Highland Scoundrel (Campbell Trilogy #3)(77)



If she were mine. Jeannie's heart stopped for a long beat and then throbbed painfully. He would be a wonderful father.

The pain sharpened and she had to turn away. After all he'd done for her, she wanted to trust him. But could she? Should she? Did he trust her?

Too much was weighing on her decision. This was not something she could decide on the spur of the moment—on a feeling. For once, she would take the time to think about it.

Taking a deep breath, hoping to hide the sudden flood of turmoil, she lifted her eyes to his again. “The man recognized you.”

“Aye.” He seemed disappointed by the turn of conversation. “I fought with him at Glenlivet.”

“Will he say anything?”

“Before I would have said nay, but now …” He shrugged.

Because of the death of the Mackintosh chief's son questions would be raised. “What will you do?” she asked.

His eyes met hers. “What I set out to do. Find the truth.”

He watched her expectantly, as if waiting for her to say something. To tell him she would help. But she couldn't. Not yet. “You will leave?”

“Aye, soon.”

Her heart tugged. “Where will you go?”

He gave her a solemn look. “I don't know.”

Duncan paused outside the door, listening for any sound that might indicate that all the occupants of the keep weren't tucked safely away in their beds. But the soft crackle of the dying fire was the only sound to disturb the empty black void of night.

Still he hesitated. He hated that it was necessary to do this, hated the need for subterfuge. Sneaking about in the middle of the night was not his way. But he'd waited as long as he could. He could delay no longer.

What had he been waiting for?

Jeannie. Part of him had hoped that she would change her mind about helping him.

He bit back the wave of disappointment. Maybe he was a fool, but after Ella's wee hunting adventure and Jeannie's near disastrous attempt to find her, he'd allowed himself to think that she'd softened toward him. That maybe, just maybe, she would confide in him what she knew.

That he wouldn't need to sneak into the laird's solar to look through her dead husband's papers because she would show him herself.

He'd thought she'd been about to offer her help, but something had stopped her. Loyalty to her family? To her husband? Or something else?

He didn't know, but he'd waited as long as he dared. Every day he lingered put him in greater danger of discovery.

And with what had happened this morning, Duncan knew his time was running out. The proverbial dogs had been unleashed and the hunt was on.
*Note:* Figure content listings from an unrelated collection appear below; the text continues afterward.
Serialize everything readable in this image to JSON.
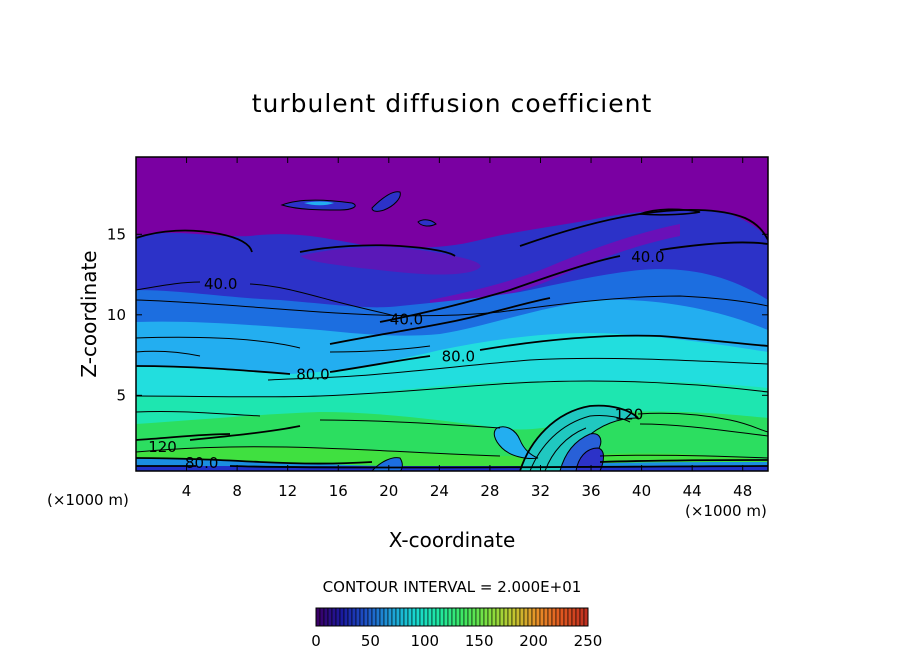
{
  "chart_data": {
    "type": "heatmap",
    "title": "turbulent diffusion coefficient",
    "xlabel": "X-coordinate",
    "ylabel": "Z-coordinate",
    "x_unit_label": "(×1000 m)",
    "x_unit_label_right": "(×1000 m)",
    "xlim": [
      0,
      50
    ],
    "ylim": [
      0.3,
      19.8
    ],
    "x_ticks": [
      4,
      8,
      12,
      16,
      20,
      24,
      28,
      32,
      36,
      40,
      44,
      48
    ],
    "y_ticks": [
      5,
      10,
      15
    ],
    "contour_interval_text": "CONTOUR INTERVAL = 2.000E+01",
    "contour_labels": [
      {
        "text": "40.0",
        "x": 6.7,
        "z": 11.9
      },
      {
        "text": "40.0",
        "x": 21.4,
        "z": 9.7
      },
      {
        "text": "40.0",
        "x": 40.5,
        "z": 13.6
      },
      {
        "text": "80.0",
        "x": 14.0,
        "z": 6.3
      },
      {
        "text": "80.0",
        "x": 25.5,
        "z": 7.4
      },
      {
        "text": "120",
        "x": 2.1,
        "z": 1.8
      },
      {
        "text": "120",
        "x": 39.0,
        "z": 3.8
      },
      {
        "text": "80.0",
        "x": 5.2,
        "z": 0.8
      }
    ],
    "colorbar": {
      "min": 0,
      "max": 250,
      "ticks": [
        0,
        50,
        100,
        150,
        200,
        250
      ],
      "colors": [
        "#3a0068",
        "#1a1aa0",
        "#1e55c8",
        "#1e9ed8",
        "#18d8d0",
        "#20e8a0",
        "#40e860",
        "#80e040",
        "#c0c830",
        "#e89028",
        "#e05820",
        "#c03020"
      ]
    },
    "colors": {
      "upper": "#7a00a2",
      "deep_blue": "#2c32c8",
      "mid_blue": "#1c6ee0",
      "light_blue": "#23aef0",
      "cyan": "#22dede",
      "aqua_green": "#1ee6b0",
      "green": "#2cde60",
      "bright_green": "#40e040"
    }
  }
}
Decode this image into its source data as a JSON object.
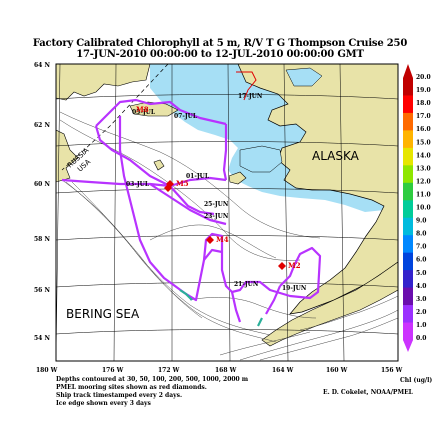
{
  "title_line1": "Factory Calibrated Chlorophyll at 5 m, R/V T G  Thompson Cruise 250",
  "title_line2": "17-JUN-2010 00:00:00 to 12-JUL-2010 00:00:00 GMT",
  "lat_labels": [
    "64 N",
    "62 N",
    "60 N",
    "58 N",
    "56 N",
    "54 N"
  ],
  "lon_labels": [
    "180 W",
    "176 W",
    "172 W",
    "168 W",
    "164 W",
    "160 W",
    "156 W"
  ],
  "colorbar": {
    "ticks": [
      "20.0",
      "19.0",
      "18.0",
      "17.0",
      "16.0",
      "15.0",
      "14.0",
      "13.0",
      "12.0",
      "11.0",
      "10.0",
      "9.0",
      "8.0",
      "7.0",
      "6.0",
      "5.0",
      "4.0",
      "3.0",
      "2.0",
      "1.0",
      "0.0"
    ],
    "label": "Chl (ug/l)",
    "colors": [
      "#c00000",
      "#ff0000",
      "#ff6a00",
      "#ffb400",
      "#e6e600",
      "#8fe600",
      "#2ecc40",
      "#00cc99",
      "#00bbdd",
      "#0088ff",
      "#0044dd",
      "#3322cc",
      "#6a0dad",
      "#9b30ff",
      "#cc33ff"
    ]
  },
  "places": {
    "alaska": "ALASKA",
    "bering_sea": "BERING SEA",
    "russia": "RUSSIA",
    "usa": "USA"
  },
  "track_labels": [
    "17-JUN",
    "05-JUL",
    "07-JUL",
    "01-JUL",
    "03-JUL",
    "23-JUN",
    "25-JUN",
    "21-JUN",
    "19-JUN"
  ],
  "moorings": [
    "M8",
    "M5",
    "M4",
    "M2"
  ],
  "notes": {
    "depths": "Depths contoured at 30, 50, 100, 200, 500, 1000, 2000 m",
    "moorings": "PMEL mooring sites shown as red diamonds.",
    "timestamps": "Ship track timestamped every 2 days.",
    "ice": "Ice edge shown every 3 days",
    "credit": "E. D. Cokelet, NOAA/PMEL"
  },
  "colors": {
    "ice_blue": "#a6dff5",
    "land": "#e8e3a8",
    "track": "#b833ff",
    "mooring": "#e00000"
  }
}
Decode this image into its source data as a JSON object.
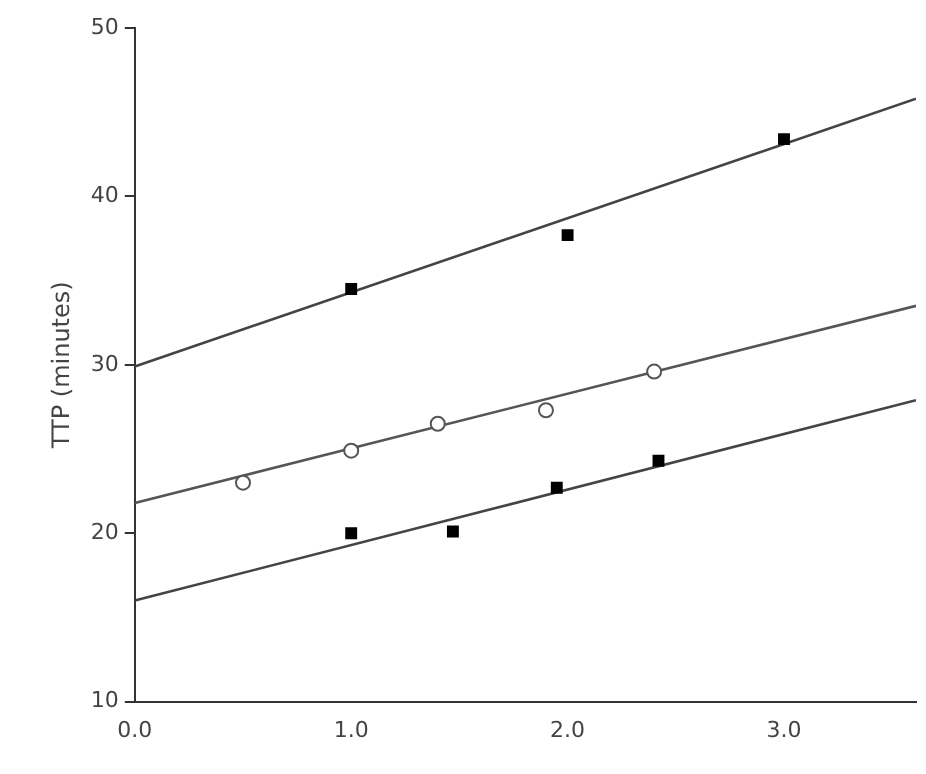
{
  "chart_data": {
    "type": "scatter",
    "ylabel": "TTP (minutes)",
    "xlim": [
      0,
      3.61
    ],
    "xticks": [
      {
        "value": 0,
        "label": "0.0"
      },
      {
        "value": 1,
        "label": "1.0"
      },
      {
        "value": 2,
        "label": "2.0"
      },
      {
        "value": 3,
        "label": "3.0"
      }
    ],
    "ylim": [
      10,
      50
    ],
    "yticks": [
      10,
      20,
      30,
      40,
      50
    ],
    "grid": false,
    "legend": false,
    "series": [
      {
        "marker": "square",
        "color": "#000000",
        "x": [
          1.0,
          2.0,
          3.0
        ],
        "values": [
          34.5,
          37.7,
          43.4
        ]
      },
      {
        "marker": "circle",
        "color": "#555555",
        "x": [
          0.5,
          1.0,
          1.4,
          1.9,
          2.4
        ],
        "values": [
          23.0,
          24.9,
          26.5,
          27.3,
          29.6
        ]
      },
      {
        "marker": "square",
        "color": "#000000",
        "x": [
          1.0,
          1.47,
          1.95,
          2.42
        ],
        "values": [
          20.0,
          20.1,
          22.7,
          24.3
        ]
      },
      {
        "type": "line",
        "color": "#444444",
        "x": [
          0,
          3.61
        ],
        "values": [
          29.9,
          45.8
        ]
      },
      {
        "type": "line",
        "color": "#555555",
        "x": [
          0,
          3.61
        ],
        "values": [
          21.8,
          33.5
        ]
      },
      {
        "type": "line",
        "color": "#444444",
        "x": [
          0,
          3.61
        ],
        "values": [
          16.0,
          27.9
        ]
      }
    ]
  }
}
He'd sent Conall to Inverness to check for a response to the message he'd sent Lizzie at Dunoon Castle earlier this week, asking for her help and instructing her to leave word for him at an inn. Fortunately, his men were well trained and Conall had smelled the trap. From an alehouse across the way, he'd spotted soldiers beneath the battered plaids meant as a disguise.
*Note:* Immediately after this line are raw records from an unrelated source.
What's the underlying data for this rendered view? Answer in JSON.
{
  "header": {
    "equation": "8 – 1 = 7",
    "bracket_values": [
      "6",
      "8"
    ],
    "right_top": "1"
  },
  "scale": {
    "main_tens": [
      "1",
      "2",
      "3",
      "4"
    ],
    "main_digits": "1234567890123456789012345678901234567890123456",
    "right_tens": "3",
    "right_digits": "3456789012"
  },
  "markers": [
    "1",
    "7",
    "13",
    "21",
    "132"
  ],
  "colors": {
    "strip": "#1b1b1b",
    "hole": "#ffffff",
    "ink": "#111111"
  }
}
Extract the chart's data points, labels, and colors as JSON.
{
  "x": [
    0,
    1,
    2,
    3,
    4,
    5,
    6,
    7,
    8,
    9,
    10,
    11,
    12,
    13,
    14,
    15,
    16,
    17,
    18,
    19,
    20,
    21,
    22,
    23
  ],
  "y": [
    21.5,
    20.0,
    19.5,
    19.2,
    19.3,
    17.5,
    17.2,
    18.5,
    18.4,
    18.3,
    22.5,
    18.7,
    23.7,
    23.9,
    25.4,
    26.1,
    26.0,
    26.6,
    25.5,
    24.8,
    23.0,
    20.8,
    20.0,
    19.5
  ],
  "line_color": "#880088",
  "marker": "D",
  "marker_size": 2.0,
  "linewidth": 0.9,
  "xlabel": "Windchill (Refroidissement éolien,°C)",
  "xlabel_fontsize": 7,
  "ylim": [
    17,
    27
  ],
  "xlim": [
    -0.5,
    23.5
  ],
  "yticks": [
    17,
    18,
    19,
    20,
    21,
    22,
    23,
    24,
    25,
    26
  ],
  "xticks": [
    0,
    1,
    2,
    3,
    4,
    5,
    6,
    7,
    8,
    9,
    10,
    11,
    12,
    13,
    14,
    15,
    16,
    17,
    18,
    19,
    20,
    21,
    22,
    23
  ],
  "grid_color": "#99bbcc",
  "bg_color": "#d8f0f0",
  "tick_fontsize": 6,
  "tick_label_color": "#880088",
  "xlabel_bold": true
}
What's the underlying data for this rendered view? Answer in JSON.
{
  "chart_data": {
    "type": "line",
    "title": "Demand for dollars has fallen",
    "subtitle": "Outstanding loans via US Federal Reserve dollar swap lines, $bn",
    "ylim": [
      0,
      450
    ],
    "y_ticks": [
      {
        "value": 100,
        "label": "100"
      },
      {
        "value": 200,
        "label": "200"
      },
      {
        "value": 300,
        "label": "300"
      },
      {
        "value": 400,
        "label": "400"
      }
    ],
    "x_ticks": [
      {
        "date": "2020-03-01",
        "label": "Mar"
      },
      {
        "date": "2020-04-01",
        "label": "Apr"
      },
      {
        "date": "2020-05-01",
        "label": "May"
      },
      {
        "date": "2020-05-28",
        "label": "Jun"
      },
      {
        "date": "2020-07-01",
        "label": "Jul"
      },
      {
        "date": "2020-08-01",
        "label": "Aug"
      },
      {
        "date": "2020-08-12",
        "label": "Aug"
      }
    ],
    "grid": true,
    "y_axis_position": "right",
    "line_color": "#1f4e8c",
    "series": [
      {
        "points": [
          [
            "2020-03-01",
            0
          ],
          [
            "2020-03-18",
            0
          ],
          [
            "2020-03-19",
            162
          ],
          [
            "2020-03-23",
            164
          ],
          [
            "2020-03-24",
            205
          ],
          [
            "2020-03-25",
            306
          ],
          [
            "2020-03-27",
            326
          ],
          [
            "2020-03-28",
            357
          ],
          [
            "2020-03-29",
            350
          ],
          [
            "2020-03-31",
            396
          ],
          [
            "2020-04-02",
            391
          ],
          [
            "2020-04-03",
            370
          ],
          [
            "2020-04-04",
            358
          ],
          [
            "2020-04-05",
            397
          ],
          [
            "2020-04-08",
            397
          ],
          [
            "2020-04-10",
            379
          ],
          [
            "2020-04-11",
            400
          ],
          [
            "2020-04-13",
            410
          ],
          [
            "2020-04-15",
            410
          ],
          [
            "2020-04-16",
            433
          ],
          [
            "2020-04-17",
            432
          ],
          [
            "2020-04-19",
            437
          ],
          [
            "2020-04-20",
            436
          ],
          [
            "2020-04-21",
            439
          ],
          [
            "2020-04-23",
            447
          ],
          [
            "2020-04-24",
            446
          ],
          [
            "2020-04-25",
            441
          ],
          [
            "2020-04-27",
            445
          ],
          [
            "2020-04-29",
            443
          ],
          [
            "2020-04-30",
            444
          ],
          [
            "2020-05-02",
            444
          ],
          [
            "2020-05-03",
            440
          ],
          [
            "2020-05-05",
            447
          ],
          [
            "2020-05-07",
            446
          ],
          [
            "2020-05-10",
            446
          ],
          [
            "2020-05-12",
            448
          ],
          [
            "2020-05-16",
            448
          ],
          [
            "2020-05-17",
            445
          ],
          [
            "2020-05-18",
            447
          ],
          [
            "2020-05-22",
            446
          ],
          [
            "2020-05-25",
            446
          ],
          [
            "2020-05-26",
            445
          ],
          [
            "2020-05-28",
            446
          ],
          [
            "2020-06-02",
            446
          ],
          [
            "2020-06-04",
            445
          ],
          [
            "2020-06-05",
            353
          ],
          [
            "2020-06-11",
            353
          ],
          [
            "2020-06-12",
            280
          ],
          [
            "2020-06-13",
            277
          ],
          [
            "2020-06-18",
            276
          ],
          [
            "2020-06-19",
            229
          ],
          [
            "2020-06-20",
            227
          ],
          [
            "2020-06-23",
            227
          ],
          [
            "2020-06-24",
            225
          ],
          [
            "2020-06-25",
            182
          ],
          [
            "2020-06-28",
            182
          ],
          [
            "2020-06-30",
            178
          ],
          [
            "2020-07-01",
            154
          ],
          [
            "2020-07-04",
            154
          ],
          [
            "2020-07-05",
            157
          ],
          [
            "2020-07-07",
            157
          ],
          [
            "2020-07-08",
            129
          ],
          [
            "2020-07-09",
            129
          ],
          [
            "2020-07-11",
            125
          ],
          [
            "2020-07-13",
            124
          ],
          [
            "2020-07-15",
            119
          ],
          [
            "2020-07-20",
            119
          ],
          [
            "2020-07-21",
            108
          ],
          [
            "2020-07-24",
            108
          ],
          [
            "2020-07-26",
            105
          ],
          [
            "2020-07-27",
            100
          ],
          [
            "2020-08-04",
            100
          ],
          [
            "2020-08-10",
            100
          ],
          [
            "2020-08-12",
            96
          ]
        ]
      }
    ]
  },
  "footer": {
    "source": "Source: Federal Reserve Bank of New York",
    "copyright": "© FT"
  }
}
Duncan frowned. Someone must have intercepted his note; his sister would never betray him. But who? Colin was the captain of Dunoon Castle. Had his brother sent soldiers after him? After Colin's help in seeing him safely away ten years ago, Duncan didn't want to think it possible. But in the notes he'd received from Lizzie over the years, he'd sensed her growing distance from Colin. It was Jamie she admired, Jamie she trusted, Jamie she begged him to talk to. Though Argyll was usually at Inveraray this time of year, he supposed there was always the possibility it had been his cousin.

Whoever it was, what mattered was that his return was no longer a secret. He was now the hunted. Wherever he went, he would need to be very careful. In the alehouse Conall also had heard that rumors of the Black Highlander's return were spreading across the countryside. Once word reached Aboyne, it wouldn't take the Marchioness long to figure out his identity. Though the way she watched him, he wondered if she already had. He couldn't risk staying around to find out.

They would leave tomorrow.

Originally, he'd planned to go to Freuchie Castle, but now it would be too dangerous. With rumors spreading of his return, he knew the Grant's stronghold would be one of the first places they looked. They would guess Duncan was looking for a way to clear his name. Only Lizzie knew of his connection to Jeannie, but with the Marchioness he couldn't risk staying any longer.

Over the years Lizzie had begged him to go to Jamie and it looked like he had no other choice. But he sure as hell wished he had something more to give his younger brother than his word.

He'd searched the laird's solar the night before he'd fallen ill and found nothing. But the very fact that he'd come across no personal correspondence at all had bothered him. When Jeannie had brought him in here the other day, his eye had caught on an oddity in the wood paneling of the walls near the fireplace—a gap in the carving, almost undetectable. The back of his neck had prickled, wondering if the rumors of a secret chamber were true. Before becoming part of the Gordons’ holdings, Aboyne Castle had once been in the possession of the Knights Templar and rumors of a secret “monk's room” had circulated for years.

Carefully, he opened the door and slid into the solar. With no windows the inner-chamber was pitch-black except for the soft orange glowing embers of the fire. It took him a moment to find a candlestick, but with a few puffs of air he managed to light it.